Governments around the world have pledged around $3.2 trillion in a variety of schemes to combat the worst financial crisis in decades which has caused the failure of several financial institutions around the world.
Also on Wednesday, Iceland's central bank cut interest rates by 3.5 per cent from a record high of 15.5 per cent as it struggled to deal with the impact of the global credit squeeze on its economy, which is heavily weighted to the banking industry.
Henry Paulson, the US treasury secretary, said a day earlier that the US plan to buy stakes in financial institutions was "objectionable", but necessary.
"Today's actions are not what we ever wanted to do," he said. "But today's actions are what we must do to restore confidence to our financial system."

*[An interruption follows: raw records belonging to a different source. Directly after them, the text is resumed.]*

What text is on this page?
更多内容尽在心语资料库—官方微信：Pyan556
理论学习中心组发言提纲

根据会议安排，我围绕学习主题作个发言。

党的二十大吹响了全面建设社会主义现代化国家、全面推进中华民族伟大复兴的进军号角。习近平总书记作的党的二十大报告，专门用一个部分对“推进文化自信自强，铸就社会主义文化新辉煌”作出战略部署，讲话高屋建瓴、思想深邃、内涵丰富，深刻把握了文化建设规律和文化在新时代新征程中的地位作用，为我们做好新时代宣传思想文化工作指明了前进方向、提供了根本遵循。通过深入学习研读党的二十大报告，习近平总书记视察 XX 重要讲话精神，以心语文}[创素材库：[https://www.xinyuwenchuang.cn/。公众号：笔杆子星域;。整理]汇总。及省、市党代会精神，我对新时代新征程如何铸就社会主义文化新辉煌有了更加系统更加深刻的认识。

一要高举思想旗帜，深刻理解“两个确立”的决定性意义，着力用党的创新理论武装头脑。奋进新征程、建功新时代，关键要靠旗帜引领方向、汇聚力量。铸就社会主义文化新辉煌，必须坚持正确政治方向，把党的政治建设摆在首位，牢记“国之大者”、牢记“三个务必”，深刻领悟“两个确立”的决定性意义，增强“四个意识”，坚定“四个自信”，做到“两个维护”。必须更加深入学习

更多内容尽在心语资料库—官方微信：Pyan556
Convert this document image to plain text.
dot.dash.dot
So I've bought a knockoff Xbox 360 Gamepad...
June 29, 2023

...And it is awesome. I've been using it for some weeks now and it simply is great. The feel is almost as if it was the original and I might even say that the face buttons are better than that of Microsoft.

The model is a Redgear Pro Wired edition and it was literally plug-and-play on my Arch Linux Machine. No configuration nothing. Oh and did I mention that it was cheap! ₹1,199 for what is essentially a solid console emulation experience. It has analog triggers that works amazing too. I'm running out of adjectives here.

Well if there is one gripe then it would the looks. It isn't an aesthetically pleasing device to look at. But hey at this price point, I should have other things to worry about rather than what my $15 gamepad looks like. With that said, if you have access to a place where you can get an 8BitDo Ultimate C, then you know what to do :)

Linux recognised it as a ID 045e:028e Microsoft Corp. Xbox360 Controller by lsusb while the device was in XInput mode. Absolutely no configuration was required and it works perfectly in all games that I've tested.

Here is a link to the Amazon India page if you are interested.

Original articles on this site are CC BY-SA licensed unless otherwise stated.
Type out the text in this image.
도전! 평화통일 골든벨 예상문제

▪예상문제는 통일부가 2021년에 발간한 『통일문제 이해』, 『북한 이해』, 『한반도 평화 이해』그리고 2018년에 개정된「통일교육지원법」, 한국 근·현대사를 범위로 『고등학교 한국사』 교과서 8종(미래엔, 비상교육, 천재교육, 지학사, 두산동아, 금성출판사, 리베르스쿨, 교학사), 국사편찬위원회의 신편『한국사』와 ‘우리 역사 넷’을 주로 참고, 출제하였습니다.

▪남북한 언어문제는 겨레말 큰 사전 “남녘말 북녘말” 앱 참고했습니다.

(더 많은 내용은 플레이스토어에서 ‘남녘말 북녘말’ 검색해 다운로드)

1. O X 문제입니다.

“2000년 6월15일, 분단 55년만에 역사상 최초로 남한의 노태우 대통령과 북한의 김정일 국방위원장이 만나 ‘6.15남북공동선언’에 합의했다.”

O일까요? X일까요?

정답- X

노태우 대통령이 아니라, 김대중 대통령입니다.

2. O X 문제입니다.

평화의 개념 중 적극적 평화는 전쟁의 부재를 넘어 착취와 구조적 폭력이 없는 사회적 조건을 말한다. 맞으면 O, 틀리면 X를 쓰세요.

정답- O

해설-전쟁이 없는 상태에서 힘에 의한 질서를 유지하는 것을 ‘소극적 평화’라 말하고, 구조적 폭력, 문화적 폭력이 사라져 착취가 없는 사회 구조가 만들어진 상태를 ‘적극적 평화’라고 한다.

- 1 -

Nine banks have agreed to join the US government programme, including Citigroup, Goldman Sachs, Morgan Stanley and Bank of America.
Banks signing up will have to agree to limits on executive pay and other benefits, Paulson said.
The plan will also temporarily guarantee all non-interest bearing transaction accounts, providing some relief for small businesses, and most new debt issued by insured banks .
"These measures are not intended to take over the free market, but to preserve it," Bush said of the government intervention that many economists regard as contrary to the US core principles of free-market capitalism.